Similarly, see this passage from the Westminster Larger Catechism’s statement on the Lord’s Prayer:
Question 193: What do we pray for in the fourth petition?
Answer: In the fourth petition (which is, Give us this day our daily bread), acknowledging, that in Adam, and by our own sin, we have forfeited our right to all the outward blessings of this life, and deserve to be wholly deprived of them by God, and to have them cursed to us in the use of them; and that neither they of themselves are able to sustain us, nor we to merit, or by our own industry to procure them; but prone to desire, get, and use them unlawfully: we pray for ourselves and others, that both they and we, waiting upon the providence of God from day to day in the use of lawful means, may, of his free gift, and as to his fatherly wisdom shall seem best, enjoy a competent portion of them; and have the same continued and blessed unto us in our holy and comfortable use of them, and contentment in them; and be kept from all things that are contrary to our temporal support and comfort.
As US citizens and consumers we are often reminded that we deserve or have the right to certain comforts or pleasures or products, but we must always remember that whatever God blesses us with is an act of Grace, not our merit.
One potential implication for understanding an economy through the lens of God’s grace is that we can no longer look down on those who take advantage of government assistance from so-called “Entitlement Programs.” We have no right to consider ourselves better than them because we have “earned” our wealth or status. Nor can we mock and scorn illegal immigrants as interlopers who have wrongly assumed our rights and entitlements. We’re all recipients of God’s grace. That is not to say that we cannot or should not promote a culture of hard work and responsibility; it does mean that we must do so fully aware that this hard work and responsibility does not make us or anyone entitled to God’s blessings, even material blessings.
Another implication of understanding our status and wealth as gifts from God is that we should be humbly drawn to give to those in need. Just as God is gracious to us, we must be gracious to those in need around us. In this way, it is much easier to understand how Christians in the early church shared their goods, since they would not have accepted the view that their labor entitled them to hoard their possessions. And if the government, which God has sovereignly put in authority, legally demands our money in order to care for the need of others (who are here legally or illegally), our response should not be defiance and disgust with the recipients of the welfare or our government as if our goods were being stolen—although we may firmly oppose such policies.
A common accusation from the Right is that these programs instill in people a belief that they are entitled to things simply because they are in America, an ideology which the Right views as unjust and dangerous, and I am inclined to agree. But don’t we fall into the same prideful and arrogant trap when we, like Nebuchadnezzar, look out over what God has blessed us with and say, “Is not this great [fill in your possessions/wealth/status], which I have built by my mighty power as a [symbol of my achievement of the American Dream] and for the glory of my majesty?” (Dan. 4:30).

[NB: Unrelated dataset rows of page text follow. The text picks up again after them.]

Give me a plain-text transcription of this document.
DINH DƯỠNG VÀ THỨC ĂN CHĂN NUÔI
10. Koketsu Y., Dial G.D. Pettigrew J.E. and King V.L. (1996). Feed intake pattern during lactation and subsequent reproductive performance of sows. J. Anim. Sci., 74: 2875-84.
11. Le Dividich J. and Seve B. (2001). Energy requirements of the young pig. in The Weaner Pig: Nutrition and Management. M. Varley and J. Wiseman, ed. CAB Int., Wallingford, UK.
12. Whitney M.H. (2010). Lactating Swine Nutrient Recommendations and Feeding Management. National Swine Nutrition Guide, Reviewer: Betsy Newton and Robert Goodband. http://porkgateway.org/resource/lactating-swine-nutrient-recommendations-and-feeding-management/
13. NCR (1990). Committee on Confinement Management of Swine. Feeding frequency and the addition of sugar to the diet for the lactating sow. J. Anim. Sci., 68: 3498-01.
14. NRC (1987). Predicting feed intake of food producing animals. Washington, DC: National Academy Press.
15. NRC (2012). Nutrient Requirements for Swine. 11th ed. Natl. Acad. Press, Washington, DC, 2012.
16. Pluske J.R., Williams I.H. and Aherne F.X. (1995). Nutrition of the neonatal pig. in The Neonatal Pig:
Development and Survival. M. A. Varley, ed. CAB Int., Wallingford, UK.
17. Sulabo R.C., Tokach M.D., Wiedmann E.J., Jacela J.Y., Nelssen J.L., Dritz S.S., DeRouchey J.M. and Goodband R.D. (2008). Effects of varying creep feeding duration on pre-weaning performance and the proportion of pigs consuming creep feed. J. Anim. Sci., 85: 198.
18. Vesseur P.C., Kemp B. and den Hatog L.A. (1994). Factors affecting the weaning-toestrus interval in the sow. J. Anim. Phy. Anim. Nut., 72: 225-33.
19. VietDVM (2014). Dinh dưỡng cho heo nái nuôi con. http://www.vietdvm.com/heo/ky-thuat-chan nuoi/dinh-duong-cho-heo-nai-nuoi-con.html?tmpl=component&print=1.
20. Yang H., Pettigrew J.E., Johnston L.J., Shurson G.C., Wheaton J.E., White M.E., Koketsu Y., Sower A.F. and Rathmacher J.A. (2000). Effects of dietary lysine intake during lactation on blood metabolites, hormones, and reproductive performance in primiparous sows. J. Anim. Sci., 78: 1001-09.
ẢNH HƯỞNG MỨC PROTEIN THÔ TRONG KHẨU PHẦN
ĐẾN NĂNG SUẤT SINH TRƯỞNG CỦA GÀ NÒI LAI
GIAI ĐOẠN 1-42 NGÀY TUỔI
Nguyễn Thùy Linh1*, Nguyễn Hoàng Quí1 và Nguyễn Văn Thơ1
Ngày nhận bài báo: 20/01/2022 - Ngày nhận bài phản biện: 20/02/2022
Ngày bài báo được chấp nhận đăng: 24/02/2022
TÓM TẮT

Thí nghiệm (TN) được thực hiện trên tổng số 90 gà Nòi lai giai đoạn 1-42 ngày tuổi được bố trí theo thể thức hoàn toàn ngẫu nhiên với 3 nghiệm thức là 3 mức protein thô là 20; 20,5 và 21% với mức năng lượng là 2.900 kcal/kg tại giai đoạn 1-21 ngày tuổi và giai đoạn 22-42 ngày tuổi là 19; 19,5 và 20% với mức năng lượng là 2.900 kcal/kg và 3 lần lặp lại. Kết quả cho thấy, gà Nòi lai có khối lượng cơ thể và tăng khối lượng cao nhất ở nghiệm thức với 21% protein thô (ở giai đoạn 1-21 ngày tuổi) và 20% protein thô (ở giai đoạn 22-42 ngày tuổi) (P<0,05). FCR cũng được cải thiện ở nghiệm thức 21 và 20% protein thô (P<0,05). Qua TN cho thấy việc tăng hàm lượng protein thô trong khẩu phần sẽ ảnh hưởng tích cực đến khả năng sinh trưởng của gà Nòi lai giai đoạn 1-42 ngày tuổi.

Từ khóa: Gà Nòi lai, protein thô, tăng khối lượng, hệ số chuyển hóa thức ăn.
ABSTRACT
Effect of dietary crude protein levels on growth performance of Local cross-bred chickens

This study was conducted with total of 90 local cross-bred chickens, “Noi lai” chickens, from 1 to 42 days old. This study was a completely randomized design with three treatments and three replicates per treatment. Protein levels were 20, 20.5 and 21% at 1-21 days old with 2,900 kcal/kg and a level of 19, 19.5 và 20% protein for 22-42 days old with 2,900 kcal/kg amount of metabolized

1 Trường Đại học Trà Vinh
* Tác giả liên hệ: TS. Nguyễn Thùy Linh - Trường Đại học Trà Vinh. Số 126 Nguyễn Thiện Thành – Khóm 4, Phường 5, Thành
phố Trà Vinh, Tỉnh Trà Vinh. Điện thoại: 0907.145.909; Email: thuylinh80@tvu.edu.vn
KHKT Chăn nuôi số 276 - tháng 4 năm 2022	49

Our heavenly citizenship challenges the views of entitlement presented both by the Left and the Right and instead calls us to always give thanks to the One who blesses us, to hold lightly to our blessings, and to eagerly mimic God’s gratuitous giving by gratuitously giving to others and accepting their reliance on God’s gratuity, whether it comes in the form of government assistance or seasonal rain. All good gifts come from above.